Molecularly Engineer Protic Ionic Liquids for Simultaneous Dissolution of Silk Fibroin/Cellulose and Wet-Spinning Composite Fibers Preparation through Hydrogen-Bonding-Acceptor-Strengthening Strategy

With over 20 years of continued development of ionic liquids (ILs) for natural polymer processing and conversion, the design and facile preparation of ILs is still a hot research topic. In this study, a hydrogen bonding acceptor strengthening strategy was applied to design ether functionalized protic ILs, which were synthesized by a solvent-free neutralization reaction of methoxyacetic acid (Mea) and 1,5-diazabicyclo [4.3.0]-5-nonene (DBN). The ether-functionalized protic ILs ([DBNH][Mea]) were identified as a satisfactory solvent for the simultaneous dissolution of silk fibroin (SF) and cellulose at mild conditions, thus delivering a new dissolution processing platform toward value-added SF-based regenerated fiber materials. The strengthened simultaneous dissolution mechanism of SF and cellulose in [DBNH][Mea] by the introduction of an ether structure moiety in the anion was experimentally and computationally verified, and the results indicated that the ether structure moiety endowed it with more hydrogen-bonding acceptor sites, thus presenting stronger hydrogen-bonding disruption ability and outstanding solubility to SF and cellulose under mild conditions. Rheological study of the SF/cellulose/[DBNH][Mea]/DMSO solutions was conducted systematically, and the correlations between apparent viscosity (η), activation energy (Εη), overlap concentration (c*), structural viscosity index (Δη), storage modulus (G′) and loss modulus (G′′) of the solutions were highly correlated to the mass ratio of SF to cellulose.

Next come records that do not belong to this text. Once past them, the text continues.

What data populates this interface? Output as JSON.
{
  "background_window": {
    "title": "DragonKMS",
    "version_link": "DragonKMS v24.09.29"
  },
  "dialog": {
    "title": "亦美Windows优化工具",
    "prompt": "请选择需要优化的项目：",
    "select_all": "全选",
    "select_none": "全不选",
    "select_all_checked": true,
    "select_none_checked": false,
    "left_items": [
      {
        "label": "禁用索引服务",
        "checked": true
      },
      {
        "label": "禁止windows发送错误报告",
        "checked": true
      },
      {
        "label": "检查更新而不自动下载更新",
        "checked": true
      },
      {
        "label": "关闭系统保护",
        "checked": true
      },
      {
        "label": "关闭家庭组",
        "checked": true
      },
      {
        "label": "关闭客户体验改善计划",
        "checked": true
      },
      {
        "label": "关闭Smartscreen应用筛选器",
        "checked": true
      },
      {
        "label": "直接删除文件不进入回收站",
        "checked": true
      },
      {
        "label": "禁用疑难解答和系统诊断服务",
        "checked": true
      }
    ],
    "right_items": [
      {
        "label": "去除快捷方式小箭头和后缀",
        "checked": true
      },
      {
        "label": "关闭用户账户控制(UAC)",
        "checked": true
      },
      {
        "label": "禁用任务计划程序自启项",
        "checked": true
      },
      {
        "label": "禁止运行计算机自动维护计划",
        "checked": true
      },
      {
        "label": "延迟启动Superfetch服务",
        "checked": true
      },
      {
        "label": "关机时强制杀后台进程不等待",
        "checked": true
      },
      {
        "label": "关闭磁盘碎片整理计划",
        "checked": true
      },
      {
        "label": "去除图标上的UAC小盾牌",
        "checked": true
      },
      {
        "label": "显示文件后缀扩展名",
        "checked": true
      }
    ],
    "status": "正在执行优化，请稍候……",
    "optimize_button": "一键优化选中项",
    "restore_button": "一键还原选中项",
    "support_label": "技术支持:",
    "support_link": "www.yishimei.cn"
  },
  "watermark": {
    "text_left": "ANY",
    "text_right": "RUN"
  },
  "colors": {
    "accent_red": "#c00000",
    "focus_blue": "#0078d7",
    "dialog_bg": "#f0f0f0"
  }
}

A series of SF/cellulose composite fibers were prepared by wet spinning using ethanol as the coagulation bath, and the obtained composite fibers were analyzed by Fourier transform infrared (FTIR), X-ray diffraction (XRD), elemental analysis, thermogravimetric analysis (TGA) and scanning electron microscopy (SEM) and mechanical tests. It was found that the composite fibers had high compatibility and the postdrafting technique is beneficial for enhancing the mechanical robustness.